Des mises en réseau de l’archipel ont été tentées, à faible échelle, au travers de l’expérience pionnière de AUD (Agglomération Urbaine du Doubs). La contractualisation des rapports de collaboration, les stratégies de développement entre les villes de la Chaux-de-Fonds, le Locle, Morteau et Villers-le-Lac n’a pas pris l’essor escompté, faute de compétences déléguées, de moyens financiers et par suite de l’évolution du personnel politique. Faut-il pour autant jeter le bébé avec l’eau du bain ? A l’évidence, le pilotage d’un réseau urbain est chose complexe, plus complexe que la gestion de chacune des villes de l’archipel, considérées individuellement. Cependant ignorer durablement la nécessité d’engager une gestion partenariale, fondée sur une action politique informée, coordonnée, volontariste autant que partenariale est une nécessité à laquelle il n’est pas possible de renoncer au risque de disparaître.
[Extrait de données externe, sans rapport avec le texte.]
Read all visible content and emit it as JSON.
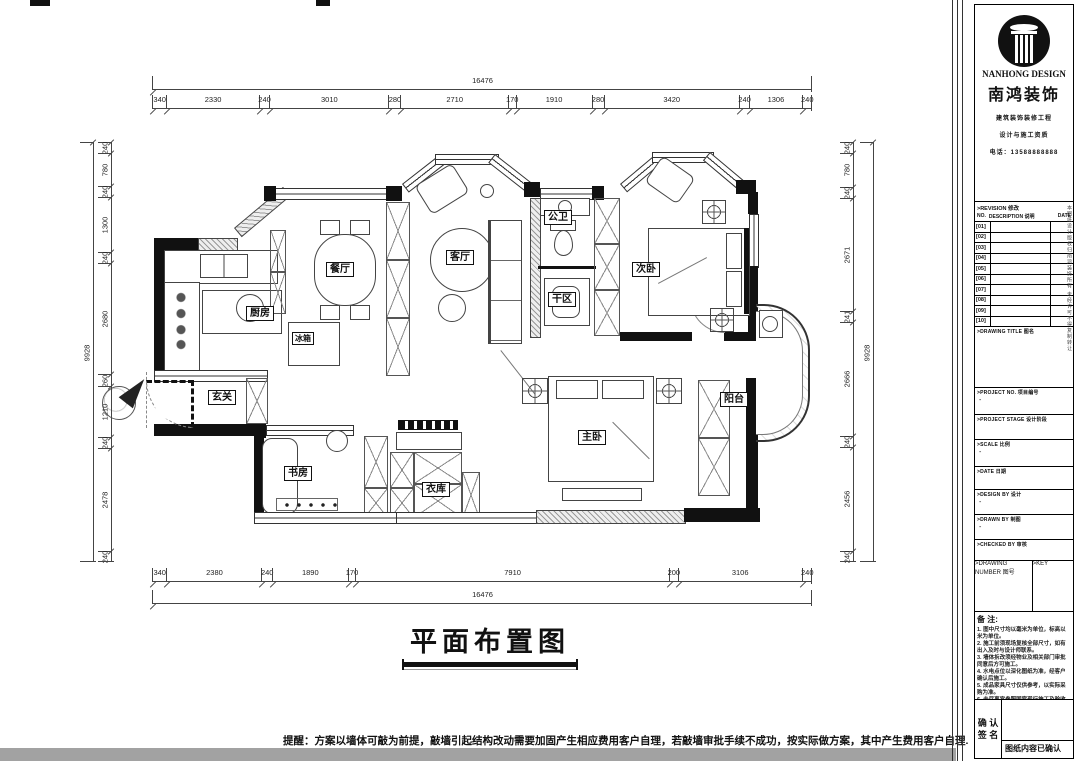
{
  "plan": {
    "title": "平面布置图",
    "rooms": [
      {
        "label": "厨房"
      },
      {
        "label": "冰箱"
      },
      {
        "label": "餐厅"
      },
      {
        "label": "客厅"
      },
      {
        "label": "公卫"
      },
      {
        "label": "干区"
      },
      {
        "label": "次卧"
      },
      {
        "label": "玄关"
      },
      {
        "label": "书房"
      },
      {
        "label": "衣库"
      },
      {
        "label": "主卧"
      },
      {
        "label": "阳台"
      }
    ],
    "note": "提醒：方案以墙体可敲为前提，敲墙引起结构改动需要加固产生相应费用客户自理，若敲墙审批手续不成功，按实际做方案，其中产生费用客户自理."
  },
  "dimensions": {
    "top": {
      "total": "16476",
      "segments": [
        "340",
        "2330",
        "240",
        "3010",
        "280",
        "2710",
        "170",
        "1910",
        "280",
        "3420",
        "240",
        "1306",
        "240"
      ]
    },
    "bottom": {
      "total": "16476",
      "segments": [
        "340",
        "2380",
        "240",
        "1890",
        "170",
        "7910",
        "200",
        "3106",
        "240"
      ]
    },
    "left": {
      "total": "9928",
      "segments": [
        "240",
        "780",
        "240",
        "1300",
        "240",
        "2680",
        "260",
        "1210",
        "240",
        "2478",
        "240"
      ]
    },
    "right": {
      "total": "9928",
      "segments": [
        "240",
        "780",
        "240",
        "2671",
        "241",
        "2666",
        "240",
        "2456",
        "240"
      ]
    }
  },
  "panel": {
    "logo_en": "NANHONG DESIGN",
    "logo_cn": "南鸿装饰",
    "sub_lines": [
      "建筑装饰装修工程",
      "设计与施工资质",
      "电话：13588888888"
    ],
    "revision": {
      "title": ">REVISION 修改",
      "col_no": "NO.",
      "col_desc": "DESCRIPTION 说明",
      "col_date": "DATE",
      "rows": [
        "[01]",
        "[02]",
        "[03]",
        "[04]",
        "[05]",
        "[06]",
        "[07]",
        "[08]",
        "[09]",
        "[10]"
      ]
    },
    "fields": [
      {
        "label": ">DRAWING TITLE  图名",
        "value": ""
      },
      {
        "label": ">PROJECT NO.  项目编号",
        "value": "-"
      },
      {
        "label": ">PROJECT STAGE  设计阶段",
        "value": ""
      },
      {
        "label": ">SCALE  比例",
        "value": "-"
      },
      {
        "label": ">DATE  日期",
        "value": ""
      },
      {
        "label": ">DESIGN BY  设计",
        "value": "-"
      },
      {
        "label": ">DRAWN BY  制图",
        "value": "-"
      },
      {
        "label": ">CHECKED BY  审核",
        "value": ""
      }
    ],
    "dn_label": ">DRAWING NUMBER  图号",
    "key_label": ">KEY",
    "notes_title": "备 注:",
    "notes": [
      "1. 图中尺寸均以毫米为单位，标高以米为单位。",
      "2. 施工前须现场复核全部尺寸，如有出入及时与设计师联系。",
      "3. 墙体拆改须经物业及相关部门审批同意后方可施工。",
      "4. 水电点位以深化图纸为准，经客户确认后施工。",
      "5. 成品家具尺寸仅供参考，以实际采购为准。",
      "6. 未尽事宜参照国家现行施工及验收规范执行。"
    ],
    "side_text": "本图纸设计版权归南鸿装饰所有 未经许可不得复制转让",
    "confirm": {
      "line1": "确 认",
      "line2": "签 名",
      "note": "图纸内容已确认"
    }
  }
}
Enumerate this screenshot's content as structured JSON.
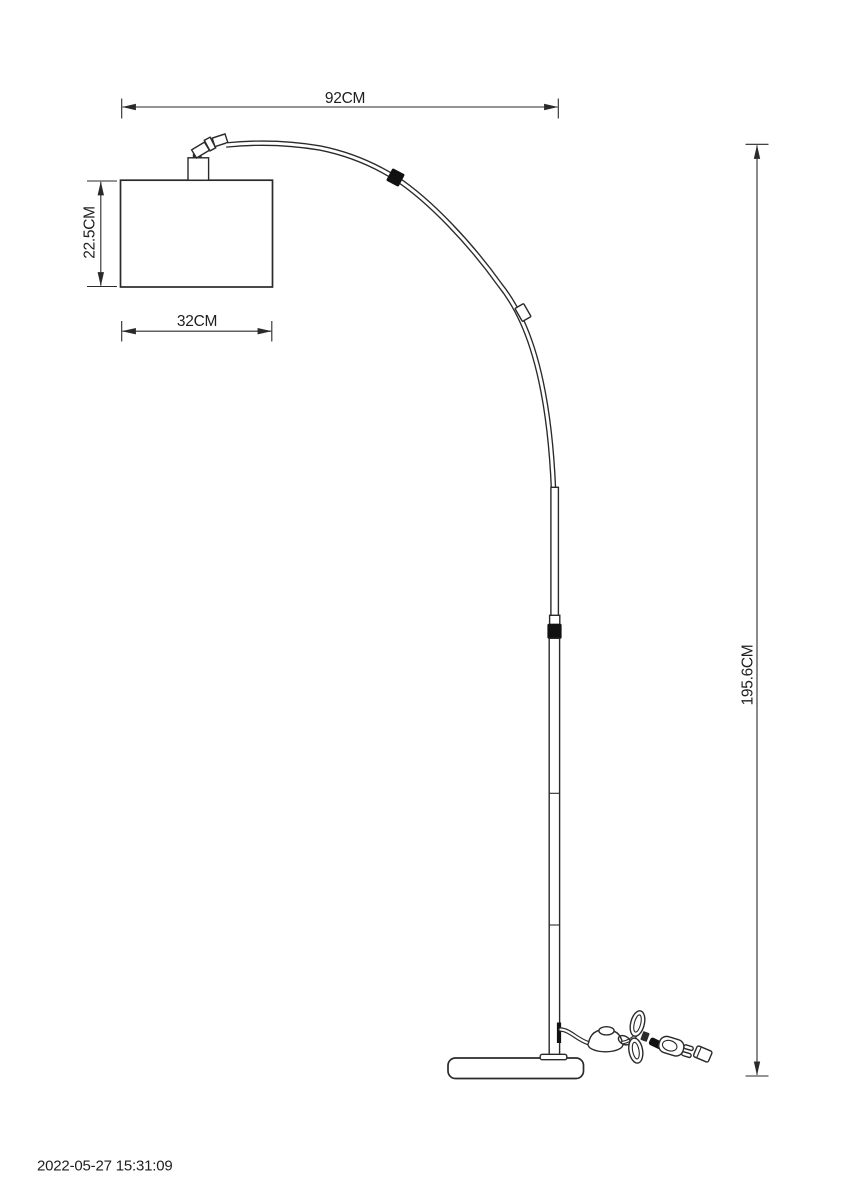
{
  "drawing": {
    "type": "technical-line-drawing",
    "subject": "arc floor lamp with rectangular shade, bent arm, telescopic pole, round base, foot switch and power plug",
    "colors": {
      "line": "#2a2a2a",
      "text": "#1f1f1f",
      "solid_black": "#111111",
      "background": "#ffffff"
    },
    "dimensions": {
      "reach": {
        "label": "92CM"
      },
      "shade_height": {
        "label": "22.5CM"
      },
      "shade_width": {
        "label": "32CM"
      },
      "total_height": {
        "label": "195.6CM"
      }
    }
  },
  "footer": {
    "timestamp": "2022-05-27 15:31:09"
  }
}
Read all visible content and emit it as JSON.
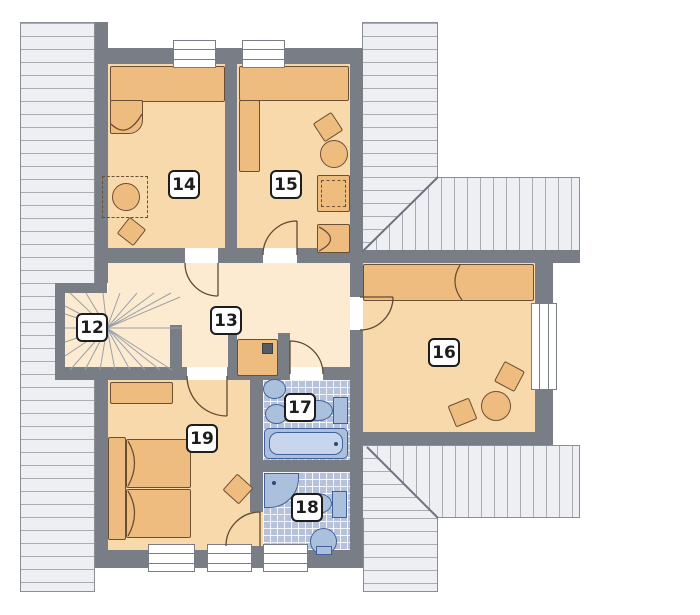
{
  "plan": {
    "kind": "floor-plan-upper-storey",
    "rooms": [
      {
        "label": "12",
        "type": "staircase"
      },
      {
        "label": "13",
        "type": "hallway"
      },
      {
        "label": "14",
        "type": "bedroom"
      },
      {
        "label": "15",
        "type": "bedroom"
      },
      {
        "label": "16",
        "type": "bedroom"
      },
      {
        "label": "17",
        "type": "bathroom"
      },
      {
        "label": "18",
        "type": "bathroom"
      },
      {
        "label": "19",
        "type": "bedroom"
      }
    ],
    "fixtures": {
      "bathroom_17": [
        "washbasin",
        "washbasin",
        "toilet",
        "bathtub"
      ],
      "bathroom_18": [
        "corner-shower",
        "toilet",
        "washbasin"
      ],
      "bedroom_14": [
        "bed",
        "round-table",
        "chair"
      ],
      "bedroom_15": [
        "bed",
        "wardrobe",
        "desk",
        "round-table",
        "chair"
      ],
      "bedroom_16": [
        "bed",
        "round-table",
        "chair",
        "chair"
      ],
      "bedroom_19": [
        "double-bed",
        "dresser",
        "chair",
        "closet"
      ]
    },
    "colors": {
      "wall": "#797d86",
      "room_floor": "#f8d9ab",
      "hall_floor": "#fcebd1",
      "furniture": "#efbc80",
      "furniture_outline": "#6b4f35",
      "fixture_blue": "#abc0dd",
      "tile_blue": "#b6c2da",
      "roof_hatch": "#edeff3",
      "label_border": "#1d1d1d"
    }
  }
}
Michel Rocard disait l’importance de l’action publique dans le cadrage contractualisé des actions individuelles ou économique pour atteindre une performance adéquate. Formons le vœu que la réinstauration du Haut-Commissariat au plan soit l’occasion d’engager une approche stratégique de l’arc jurassien franco-suisse. Ne nous leurrons pas. N’attendons pas de l’État français qu’il prenne en charge l’Arc jurassien en tant que tel. Profitons plutôt de l’opportunité que constituent le retour en grâce de la planification pour se doter des instruments et des moyens nécessaires à la formulation d’une stratégie digne de ce nom et qui aborde les problèmes essentiels qui sont au cœur du développement territorial, économique de l’Arc jurassien en ayant pour point de focalisation l’homme et le territoire qu’il occupe. Ne nous laissons pas envahir par la tendance protectionniste qui tend à nous isoler les uns des autres. Elle demeure à courte vue dans un monde qui ne peut plus satisfaire ses besoins de cette manière.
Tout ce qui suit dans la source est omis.